アメリカにも工場を持っているし、場合によって逆にメキシコから移管する可能性もある。
ない方がいいかもしれないが、あったとしてもそんなに深刻な問題ではない。」

どうなるNAFTA 日本企業は?

NAFTAの見直しは、実際に進むのか?
専門家は、見直しにはさまざまな手続きがあり、すぐには進まないと見ています。

三井物産戦略研究所 山田良平 主席研究員
「アメリカが関税を引き上げたいと言えば、メキシコ・カナダも同じことを言う可能性がある。
そう簡単に交渉は終わるものではない。
さらに再交渉が終わったとしても、もう1回、議会に持ち帰って批准する必要が生じてくる。
いくつかのハードルがあると言える。

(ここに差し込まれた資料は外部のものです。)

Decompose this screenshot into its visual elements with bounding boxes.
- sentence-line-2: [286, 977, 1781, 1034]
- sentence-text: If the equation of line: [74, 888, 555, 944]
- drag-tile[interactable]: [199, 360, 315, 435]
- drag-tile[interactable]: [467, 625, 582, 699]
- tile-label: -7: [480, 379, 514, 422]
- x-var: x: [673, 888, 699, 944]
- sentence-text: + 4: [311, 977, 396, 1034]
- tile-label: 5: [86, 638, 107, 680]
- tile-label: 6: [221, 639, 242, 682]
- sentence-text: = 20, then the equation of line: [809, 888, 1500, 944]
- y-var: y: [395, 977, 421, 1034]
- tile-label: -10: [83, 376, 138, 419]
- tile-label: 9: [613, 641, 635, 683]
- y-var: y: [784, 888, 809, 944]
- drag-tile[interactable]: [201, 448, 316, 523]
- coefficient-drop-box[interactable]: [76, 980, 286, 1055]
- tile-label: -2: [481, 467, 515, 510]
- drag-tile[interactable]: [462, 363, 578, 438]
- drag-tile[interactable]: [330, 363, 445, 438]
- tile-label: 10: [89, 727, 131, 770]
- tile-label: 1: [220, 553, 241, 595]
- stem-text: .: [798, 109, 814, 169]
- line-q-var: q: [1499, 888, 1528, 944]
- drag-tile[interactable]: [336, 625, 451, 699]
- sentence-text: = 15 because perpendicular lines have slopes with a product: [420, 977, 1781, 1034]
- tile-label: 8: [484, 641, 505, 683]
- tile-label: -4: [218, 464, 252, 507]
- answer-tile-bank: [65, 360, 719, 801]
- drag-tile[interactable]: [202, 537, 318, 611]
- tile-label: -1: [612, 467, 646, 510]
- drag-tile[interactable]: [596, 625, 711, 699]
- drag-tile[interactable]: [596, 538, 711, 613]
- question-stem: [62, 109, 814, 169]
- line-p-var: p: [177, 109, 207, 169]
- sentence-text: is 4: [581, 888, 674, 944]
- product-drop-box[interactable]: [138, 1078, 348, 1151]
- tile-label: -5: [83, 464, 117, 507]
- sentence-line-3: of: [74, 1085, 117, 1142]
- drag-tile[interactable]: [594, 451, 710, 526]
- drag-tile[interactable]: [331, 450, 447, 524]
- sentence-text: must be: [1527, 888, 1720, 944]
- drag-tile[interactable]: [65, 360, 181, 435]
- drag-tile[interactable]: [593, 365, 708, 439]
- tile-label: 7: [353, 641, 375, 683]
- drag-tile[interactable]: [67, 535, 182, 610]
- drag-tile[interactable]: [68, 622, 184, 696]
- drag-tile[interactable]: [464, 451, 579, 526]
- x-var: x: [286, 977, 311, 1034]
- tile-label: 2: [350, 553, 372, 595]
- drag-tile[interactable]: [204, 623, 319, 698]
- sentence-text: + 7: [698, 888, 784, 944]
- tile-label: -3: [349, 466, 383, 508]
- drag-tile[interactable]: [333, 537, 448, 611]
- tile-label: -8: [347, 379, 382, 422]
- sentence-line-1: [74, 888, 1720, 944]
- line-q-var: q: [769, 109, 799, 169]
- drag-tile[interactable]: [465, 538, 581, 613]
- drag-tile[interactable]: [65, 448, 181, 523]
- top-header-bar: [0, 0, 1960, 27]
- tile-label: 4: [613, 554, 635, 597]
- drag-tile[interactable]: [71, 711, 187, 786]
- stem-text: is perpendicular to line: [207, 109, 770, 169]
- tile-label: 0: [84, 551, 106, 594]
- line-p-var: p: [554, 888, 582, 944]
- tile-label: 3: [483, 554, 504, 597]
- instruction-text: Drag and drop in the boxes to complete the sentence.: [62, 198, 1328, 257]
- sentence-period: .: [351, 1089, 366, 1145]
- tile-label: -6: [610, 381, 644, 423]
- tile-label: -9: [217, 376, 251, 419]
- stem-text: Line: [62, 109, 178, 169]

」
 

では今後、日本企業はどう対応していけばいいのでしょうか?

三井物産戦略研究所 山田良平 主席研究員
「在米での日系企業の貢献をアピールしていくしかないと思う。
雇用も現地で80万人以上創出している。
そうした貢献を、新政権やワシントンの中で説明していくことがいちばん重要。」

“トランプ砲” 一方的な警告は疑問

鈴木
「“トランプ砲”とも言われるツイッターが放たれたのは、日本時間のけさ3時すぎだったんです。
ですから今後も、早朝から突然驚かされることがたびたびありそう。」

河野
「先ほどの専門家によると、関税の引き上げはそんなに簡単ではないということでしたが、それでもアメリカの大統領から標的にされて、しかもツイッターで一方的に警告されるというのは、言ってみれば、どう喝を受けるようなものですよね。